Greetings from Big White Ski Resort. Specifically, greetings from the bottom bunk of the kids room on the bottom floor. Before you jump to conclusions, I did not get forced into selecting this room. There were more than enough rooms to go around and I could have chosen the Queen B. However, something about me (at the tender age of 28) being the youngest member of the FACL BC executive made it seem right that I take dibs on the kids’ room.
It has been a very reflective trip. For the first time in awhile, I’ve had time to listen and observe to other’s share their stories without needing to contemplate my own role as a lawyer (to my clients), or husband (to my wife), or son/brother. Although, l will have to admit to many here I do indeed feel like a younger sibling.

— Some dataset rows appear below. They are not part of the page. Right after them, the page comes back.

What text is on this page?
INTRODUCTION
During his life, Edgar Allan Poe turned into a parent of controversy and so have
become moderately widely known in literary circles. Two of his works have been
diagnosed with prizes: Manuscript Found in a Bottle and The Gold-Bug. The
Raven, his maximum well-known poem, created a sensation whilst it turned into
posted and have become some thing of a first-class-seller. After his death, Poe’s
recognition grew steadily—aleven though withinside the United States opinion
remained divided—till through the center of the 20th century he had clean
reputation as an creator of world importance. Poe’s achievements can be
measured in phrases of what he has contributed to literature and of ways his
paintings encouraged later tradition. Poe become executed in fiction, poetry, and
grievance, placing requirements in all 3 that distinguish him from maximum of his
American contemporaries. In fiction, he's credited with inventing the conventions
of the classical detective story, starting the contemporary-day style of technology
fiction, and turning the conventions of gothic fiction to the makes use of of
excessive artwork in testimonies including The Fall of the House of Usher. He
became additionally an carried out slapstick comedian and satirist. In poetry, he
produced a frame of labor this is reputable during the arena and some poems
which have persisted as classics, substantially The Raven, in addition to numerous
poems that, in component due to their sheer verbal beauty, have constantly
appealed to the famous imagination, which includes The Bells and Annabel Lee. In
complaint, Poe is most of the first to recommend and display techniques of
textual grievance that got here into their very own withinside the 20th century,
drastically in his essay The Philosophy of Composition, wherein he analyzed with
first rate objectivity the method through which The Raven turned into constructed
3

I have also been able to have intimate conversations with own mentors and colleagues who have experienced the hardships and challenges of being a young lawyer with mature responsibilities. One of the lawyers at this retreat has started two non-profits and is widely considered one of the most promising Asian lawyers in the country, a future L’Expert Rising Star, no doubt. Another, is in the midst of swimming against the current of traditional progression to pursue her own, independent God-directed journey. A third, is the face of success at what he does and still can share with me the seeds of discontent and the yearning for a more purpose-driven career.

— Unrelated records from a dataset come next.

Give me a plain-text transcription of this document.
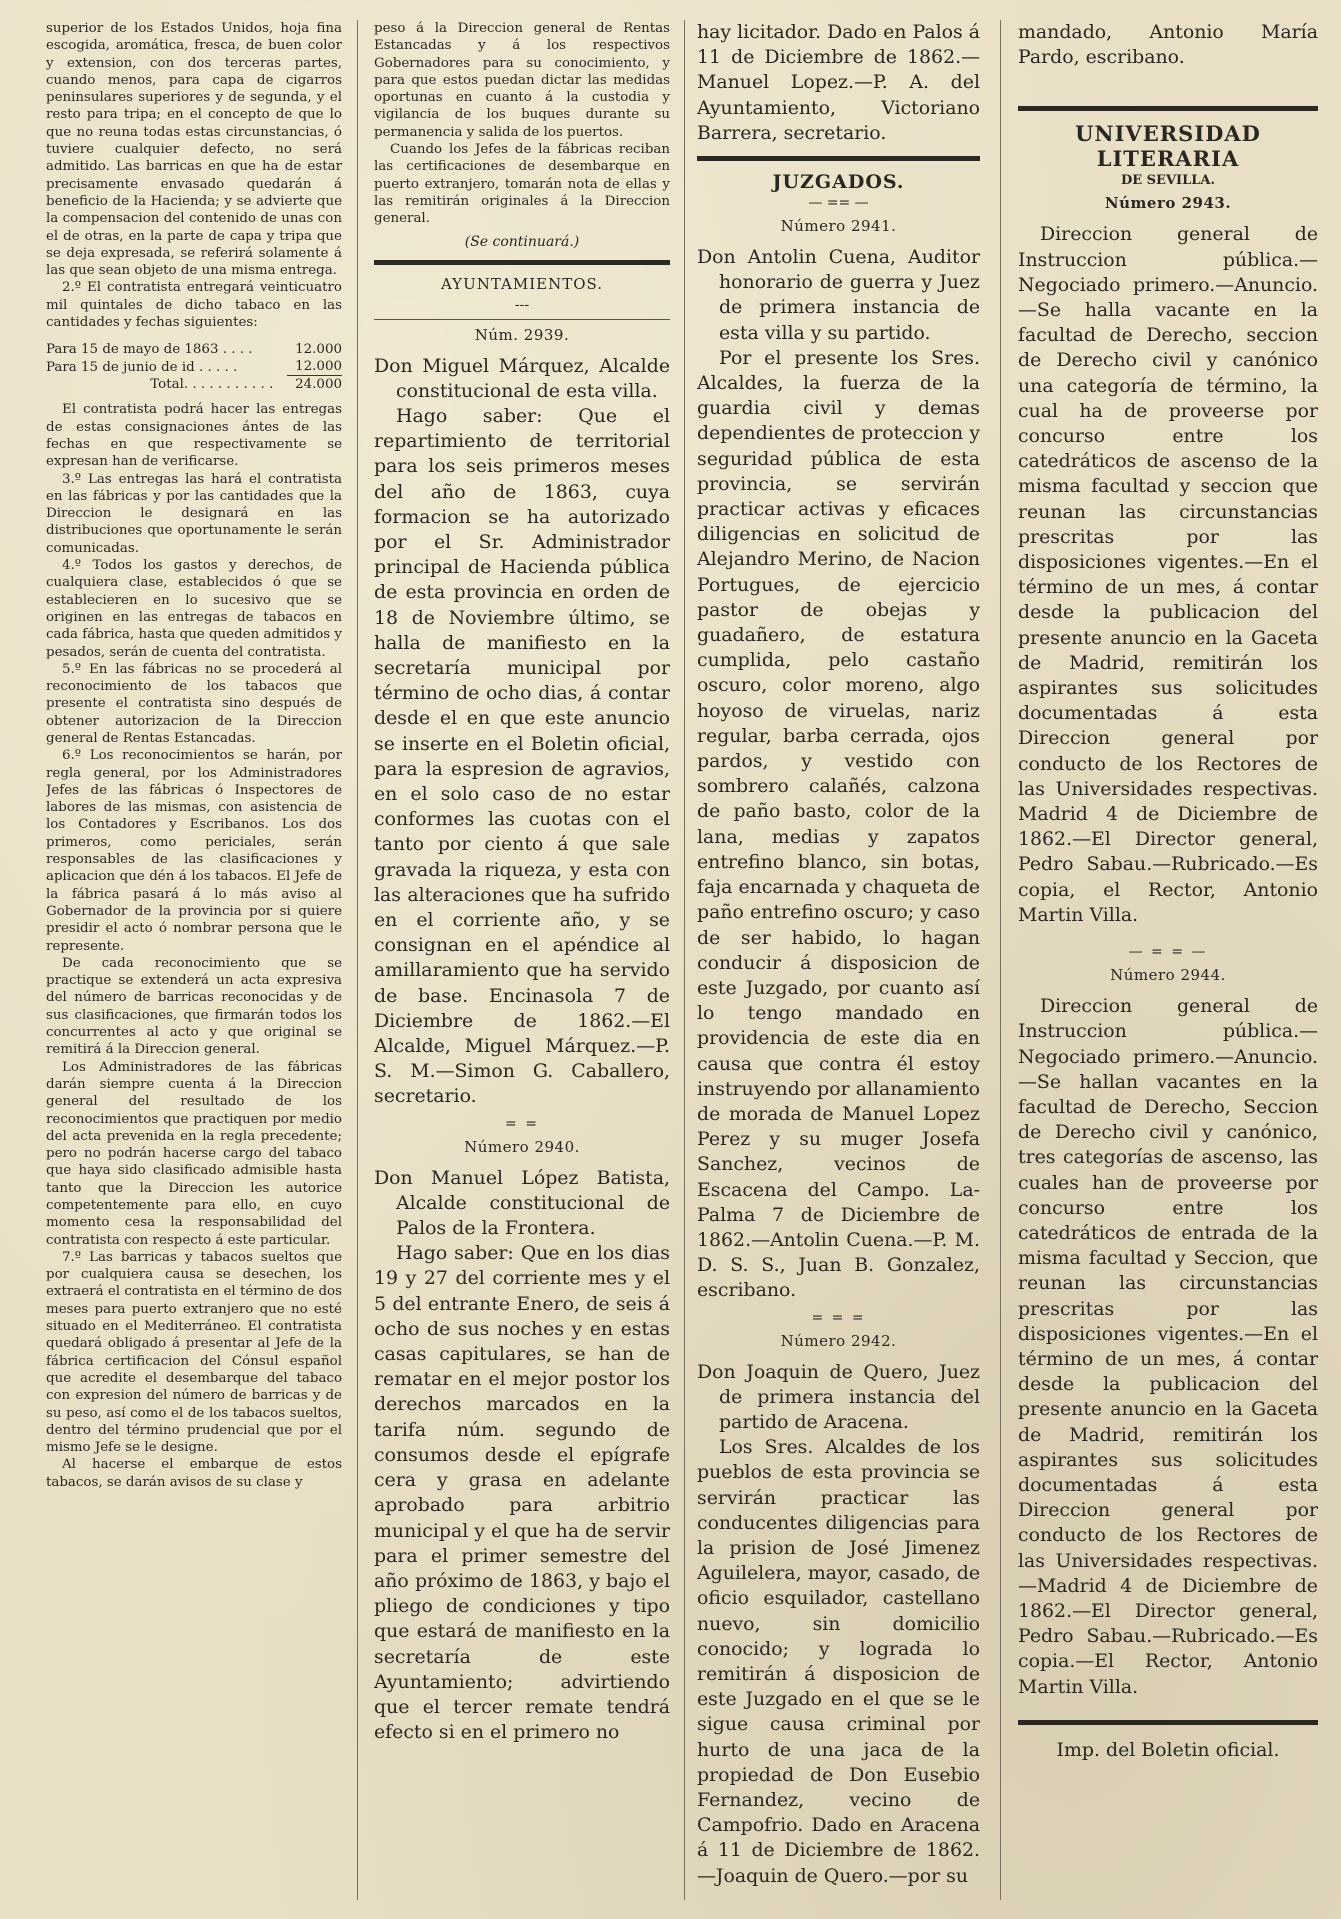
superior de los Estados Unidos, hoja fina escogida, aromática, fresca, de buen color y extension, con dos terceras partes, cuando menos, para capa de cigarros peninsulares superiores y de segunda, y el resto para tripa; en el concepto de que lo que no reuna todas estas circunstancias, ó tuviere cualquier defecto, no será admitido. Las barricas en que ha de estar precisamente envasado quedarán á beneficio de la Hacienda; y se advierte que la compensacion del contenido de unas con el de otras, en la parte de capa y tripa que se deja expresada, se referirá solamente á las que sean objeto de una misma entrega.

2.º El contratista entregará veinticuatro mil quintales de dicho tabaco en las cantidades y fechas siguientes:

Para 15 de mayo de 1863 . . . .	12.000
Para 15 de junio de id . . . . .	12.000
Total. . . . . . . . . . .	24.000

El contratista podrá hacer las entregas de estas consignaciones ántes de las fechas en que respectivamente se expresan han de verificarse.

3.º Las entregas las hará el contratista en las fábricas y por las cantidades que la Direccion le designará en las distribuciones que oportunamente le serán comunicadas.

4.º Todos los gastos y derechos, de cualquiera clase, establecidos ó que se establecieren en lo sucesivo que se originen en las entregas de tabacos en cada fábrica, hasta que queden admitidos y pesados, serán de cuenta del contratista.

5.º En las fábricas no se procederá al reconocimiento de los tabacos que presente el contratista sino después de obtener autorizacion de la Direccion general de Rentas Estancadas.

6.º Los reconocimientos se harán, por regla general, por los Administradores Jefes de las fábricas ó Inspectores de labores de las mismas, con asistencia de los Contadores y Escribanos. Los dos primeros, como periciales, serán responsables de las clasificaciones y aplicacion que dén á los tabacos. El Jefe de la fábrica pasará á lo más aviso al Gobernador de la provincia por si quiere presidir el acto ó nombrar persona que le represente.

De cada reconocimiento que se practique se extenderá un acta expresiva del número de barricas reconocidas y de sus clasificaciones, que firmarán todos los concurrentes al acto y que original se remitirá á la Direccion general.

Los Administradores de las fábricas darán siempre cuenta á la Direccion general del resultado de los reconocimientos que practiquen por medio del acta prevenida en la regla precedente; pero no podrán hacerse cargo del tabaco que haya sido clasificado admisible hasta tanto que la Direccion les autorice competentemente para ello, en cuyo momento cesa la responsabilidad del contratista con respecto á este particular.

7.º Las barricas y tabacos sueltos que por cualquiera causa se desechen, los extraerá el contratista en el término de dos meses para puerto extranjero que no esté situado en el Mediterráneo. El contratista quedará obligado á presentar al Jefe de la fábrica certificacion del Cónsul español que acredite el desembarque del tabaco con expresion del número de barricas y de su peso, así como el de los tabacos sueltos, dentro del término prudencial que por el mismo Jefe se le designe.

Al hacerse el embarque de estos tabacos, se darán avisos de su clase y

peso á la Direccion general de Rentas Estancadas y á los respectivos Gobernadores para su conocimiento, y para que estos puedan dictar las medidas oportunas en cuanto á la custodia y vigilancia de los buques durante su permanencia y salida de los puertos.

Cuando los Jefes de la fábricas reciban las certificaciones de desembarque en puerto extranjero, tomarán nota de ellas y las remitirán originales á la Direccion general.

(Se continuará.)
AYUNTAMIENTOS.
---
Núm. 2939.

Don Miguel Márquez, Alcalde constitucional de esta villa.

Hago saber: Que el repartimiento de territorial para los seis primeros meses del año de 1863, cuya formacion se ha autorizado por el Sr. Administrador principal de Hacienda pública de esta provincia en orden de 18 de Noviembre último, se halla de manifiesto en la secretaría municipal por término de ocho dias, á contar desde el en que este anuncio se inserte en el Boletin oficial, para la espresion de agravios, en el solo caso de no estar conformes las cuotas con el tanto por ciento á que sale gravada la riqueza, y esta con las alteraciones que ha sufrido en el corriente año, y se consignan en el apéndice al amillaramiento que ha servido de base. Encinasola 7 de Diciembre de 1862.—El Alcalde, Miguel Márquez.—P. S. M.—Simon G. Caballero, secretario.

= =
Número 2940.

Don Manuel López Batista, Alcalde constitucional de Palos de la Frontera.

Hago saber: Que en los dias 19 y 27 del corriente mes y el 5 del entrante Enero, de seis á ocho de sus noches y en estas casas capitulares, se han de rematar en el mejor postor los derechos marcados en la tarifa núm. segundo de consumos desde el epígrafe cera y grasa en adelante aprobado para arbitrio municipal y el que ha de servir para el primer semestre del año próximo de 1863, y bajo el pliego de condiciones y tipo que estará de manifiesto en la secretaría de este Ayuntamiento; advirtiendo que el tercer remate tendrá efecto si en el primero no

hay licitador. Dado en Palos á 11 de Diciembre de 1862.—Manuel Lopez.—P. A. del Ayuntamiento, Victoriano Barrera, secretario.

JUZGADOS.
— == —
Número 2941.

Don Antolin Cuena, Auditor honorario de guerra y Juez de primera instancia de esta villa y su partido.

Por el presente los Sres. Alcaldes, la fuerza de la guardia civil y demas dependientes de proteccion y seguridad pública de esta provincia, se servirán practicar activas y eficaces diligencias en solicitud de Alejandro Merino, de Nacion Portugues, de ejercicio pastor de obejas y guadañero, de estatura cumplida, pelo castaño oscuro, color moreno, algo hoyoso de viruelas, nariz regular, barba cerrada, ojos pardos, y vestido con sombrero calañés, calzona de paño basto, color de la lana, medias y zapatos entrefino blanco, sin botas, faja encarnada y chaqueta de paño entrefino oscuro; y caso de ser habido, lo hagan conducir á disposicion de este Juzgado, por cuanto así lo tengo mandado en providencia de este dia en causa que contra él estoy instruyendo por allanamiento de morada de Manuel Lopez Perez y su muger Josefa Sanchez, vecinos de Escacena del Campo. La-Palma 7 de Diciembre de 1862.—Antolin Cuena.—P. M. D. S. S., Juan B. Gonzalez, escribano.

= = =
Número 2942.

Don Joaquin de Quero, Juez de primera instancia del partido de Aracena.

Los Sres. Alcaldes de los pueblos de esta provincia se servirán practicar las conducentes diligencias para la prision de José Jimenez Aguilelera, mayor, casado, de oficio esquilador, castellano nuevo, sin domicilio conocido; y lograda lo remitirán á disposicion de este Juzgado en el que se le sigue causa criminal por hurto de una jaca de la propiedad de Don Eusebio Fernandez, vecino de Campofrio. Dado en Aracena á 11 de Diciembre de 1862.—Joaquin de Quero.—por su

mandado, Antonio María Pardo, escribano.

UNIVERSIDAD LITERARIA
DE SEVILLA.
Número 2943.

Direccion general de Instruccion pública.—Negociado primero.—Anuncio.—Se halla vacante en la facultad de Derecho, seccion de Derecho civil y canónico una categoría de término, la cual ha de proveerse por concurso entre los catedráticos de ascenso de la misma facultad y seccion que reunan las circunstancias prescritas por las disposiciones vigentes.—En el término de un mes, á contar desde la publicacion del presente anuncio en la Gaceta de Madrid, remitirán los aspirantes sus solicitudes documentadas á esta Direccion general por conducto de los Rectores de las Universidades respectivas. Madrid 4 de Diciembre de 1862.—El Director general, Pedro Sabau.—Rubricado.—Es copia, el Rector, Antonio Martin Villa.

— = = —
Número 2944.

Direccion general de Instruccion pública.—Negociado primero.—Anuncio.—Se hallan vacantes en la facultad de Derecho, Seccion de Derecho civil y canónico, tres categorías de ascenso, las cuales han de proveerse por concurso entre los catedráticos de entrada de la misma facultad y Seccion, que reunan las circunstancias prescritas por las disposiciones vigentes.—En el término de un mes, á contar desde la publicacion del presente anuncio en la Gaceta de Madrid, remitirán los aspirantes sus solicitudes documentadas á esta Direccion general por conducto de los Rectores de las Universidades respectivas.—Madrid 4 de Diciembre de 1862.—El Director general, Pedro Sabau.—Rubricado.—Es copia.—El Rector, Antonio Martin Villa.

Imp. del Boletin oficial.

To the young lawyers and students, the bottom of the bunk bed sleepers (such as myself), this is an important lesson. Even those who on the outside may emanate and define “success”, may inside be very much soul searching like you are. The reality is that life in law is not like the Super Mario games of your childhood where levels must be beaten to progress to newer worlds. Indeed, some levels, if played too many times without success can lead to the slowly diminishing of mushrooms, necessary for longevity.
How do we keep the proverbial flame alive particularly in a time when the economic pressures and forces are putting profits over people, product over process.
How do we commit to taking places meaningful to our visions for our legal careers (and further more, entire careers)? How do we make our mark in ways that we are proud of looking back and can positively influence others to build their own trails? How do we live a life that truly focuses on what is important to each of us individually rather than what others want us to believe is important?
Some questions I’m considering from my bottom bunk.